Longtime legislative staffer for Betsy Johnson repeatedly voiced hateful views online toward Black, Muslim and LGBTQ people

Oregon Governor debate July 2022

Unaffiliated candidate Betsy Johnson speaks during a governor's debate hosted by Oregon Newspaper Publishers Association at Mt Hood Oregon Resort in Welches, Oregon. Photo by Jaime Valdez / Pamplin Media Group / poolJaime Valdez / Pamplin Media Group

For more than eight and a half years, Oregon unaffiliated gubernatorial candidate and former longtime lawmaker Betsy Johnson employed a woman as a legislative staffer who repeatedly voiced hateful views online toward Black, Muslim and LGBTQ people.

At the same time Pamela Fitzsimmons was a long-tenured staffer to Johnson, she maintained a Twitter account and a blog, Held to Answer, where she repeatedly referred to Black people as criminals, railed against the Black Lives Matter movement, said Black civil rights organizations needed segregation and hate crimes for their survival, questioned whether a Black man wanted to be shot by police for publicity, called LGBTQ rights activists “bullies,” said transgender individuals who share their stories were attention-seeking and wrote that the U.S. Constitution “might be a lot worse” if Muslims had participated in its writing. She wrote her name at the end of each blog post.

Fitzsimmons worked as a full- and part-time legislative aide to then-Democratic state Sen. Betsy Johnson from October 2011 to May 2012 and again from January 2014 until shortly after Johnson resigned to run for governor last December, according to Jessica Knieling, manager of employee services for the Legislature. Fitzsimmons was paid $160,000 from October 2011 through January 2022, according to pay records obtained by The Oregonian/OregonLive.

Johnson also paid Fitzsimmons during that time frame using campaign funds: $76,000 from October 2012 to January 2019, according to state campaign finance records. Johnson’s political action committee reported the payments were overwhelmingly for the general category of “management services” with a couple early payments for speechwriting.

In a statement provided to The Oregonian/OregonLive on Friday, Johnson said that Fitzsimmons worked for her as a researcher and drafter of policy materials and that she was not aware and had not read Fitzsimmons’ personal blog or social media posts. She did not address whether she was aware of Fitzsimmons’ views.

“Her views are her own and she is responsible for her own opinions and thoughts,” Johnson said in an emailed statement.

“Trying to attack me using someone else’s views or actions is gutter-dwelling politics,” Johnson added. “As I have stated previously, I am absolutely against all forms of bigotry and intolerance, and that includes the Confederate flag on T-shirts and people’s personal blog posts. This campaign should be about moving the state forward past politics of hate and division, not indulging in it.”

Fitzsimmons responded to an email from The Oregonian/OregonLive seeking comment by writing only, “Thanks for the publicity.”

On March 29, 2017 – when Fitzsimmons was receiving money both from Johnson’s campaign coffers and as a part-time legislative staffer for Johnson – Fitzsimmons wrote on her blog that Quanice Hayes, a Black teenager fatally shot by Portland police in 2017, had perhaps “fantasized about a cop killing him: His family would score a financial settlement, and he would be a celebrity with thousands of people taking to the streets to protest his death.”
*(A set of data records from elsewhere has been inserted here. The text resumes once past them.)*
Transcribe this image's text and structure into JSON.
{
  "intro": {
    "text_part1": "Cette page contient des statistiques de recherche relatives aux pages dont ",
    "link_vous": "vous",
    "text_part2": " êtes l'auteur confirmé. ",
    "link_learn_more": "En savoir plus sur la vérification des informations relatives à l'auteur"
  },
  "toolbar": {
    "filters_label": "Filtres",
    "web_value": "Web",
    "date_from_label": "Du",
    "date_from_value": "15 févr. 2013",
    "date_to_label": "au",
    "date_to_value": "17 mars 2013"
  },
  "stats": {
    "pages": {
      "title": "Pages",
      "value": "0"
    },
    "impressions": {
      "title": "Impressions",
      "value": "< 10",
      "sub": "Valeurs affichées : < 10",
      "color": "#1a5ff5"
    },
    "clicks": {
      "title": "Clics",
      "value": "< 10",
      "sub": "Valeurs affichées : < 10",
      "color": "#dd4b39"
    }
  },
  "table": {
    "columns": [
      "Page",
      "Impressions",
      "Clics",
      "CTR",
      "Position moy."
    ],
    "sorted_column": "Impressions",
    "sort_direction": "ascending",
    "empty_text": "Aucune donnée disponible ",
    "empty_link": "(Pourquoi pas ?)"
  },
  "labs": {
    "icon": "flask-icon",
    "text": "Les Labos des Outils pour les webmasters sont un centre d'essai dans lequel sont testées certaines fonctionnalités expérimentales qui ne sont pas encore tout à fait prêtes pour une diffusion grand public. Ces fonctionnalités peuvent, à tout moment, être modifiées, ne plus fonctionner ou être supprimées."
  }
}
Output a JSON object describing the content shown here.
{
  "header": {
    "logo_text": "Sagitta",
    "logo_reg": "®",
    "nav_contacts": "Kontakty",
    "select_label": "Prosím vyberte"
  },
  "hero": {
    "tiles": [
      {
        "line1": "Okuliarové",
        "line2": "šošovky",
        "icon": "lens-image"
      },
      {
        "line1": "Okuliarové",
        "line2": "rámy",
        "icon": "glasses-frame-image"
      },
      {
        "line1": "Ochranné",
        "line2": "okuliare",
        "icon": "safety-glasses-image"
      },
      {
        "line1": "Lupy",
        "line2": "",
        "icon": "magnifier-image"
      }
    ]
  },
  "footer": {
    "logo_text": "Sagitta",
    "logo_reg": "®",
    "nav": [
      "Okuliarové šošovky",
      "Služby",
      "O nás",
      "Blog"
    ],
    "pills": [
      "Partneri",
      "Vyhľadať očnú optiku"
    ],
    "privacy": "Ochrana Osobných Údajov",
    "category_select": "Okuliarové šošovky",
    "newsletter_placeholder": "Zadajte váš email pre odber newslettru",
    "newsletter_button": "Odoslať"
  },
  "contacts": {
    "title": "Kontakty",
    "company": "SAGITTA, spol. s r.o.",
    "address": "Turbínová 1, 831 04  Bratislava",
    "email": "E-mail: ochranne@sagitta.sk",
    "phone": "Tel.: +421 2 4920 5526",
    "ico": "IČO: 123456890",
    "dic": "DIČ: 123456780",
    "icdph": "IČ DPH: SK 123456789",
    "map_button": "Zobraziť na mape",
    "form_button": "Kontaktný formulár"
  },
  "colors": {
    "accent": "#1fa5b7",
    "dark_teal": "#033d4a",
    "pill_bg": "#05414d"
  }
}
After Cameron Whitten, CEO for Brown Hope and co-founder of Black Resilience Fund, wrote an opinion piece published by The Oregonian/OregonLive last October calling on Portlanders to recommit to action on racial justice, Fitzsimmons tweeted, “Look who’s desperately hoping for another George Floyd. There’s money to be made! Considering how many black felons like to resist arrest, the wait shouldn’t be too long.”

Fitzsimmons said on her blog that she grew up in Medford and describes herself as a former longtime reporter and editor at newspapers in California and Washington who “wrote about gangs, drugs, deteriorating schools, urban sprawl, poverty and its offsprings: more babies, more poverty, more social problems.” She points to problems with “gangs” and “illegal immigration” as issues she saw in California that are also plaguing Oregon. On another blog, Portland Dissent, where Fitzsimmons also posts opinion pieces, she refers to herself as a “former newspaper reporter/editor, now bearing witness to Portland’s self-destruction.”

Fitzsimmons previously worked for The Spokesman-Review in Spokane and The Columbian in Vancouver, according to a 2005 announcement on the The Spokesman-Review’s website.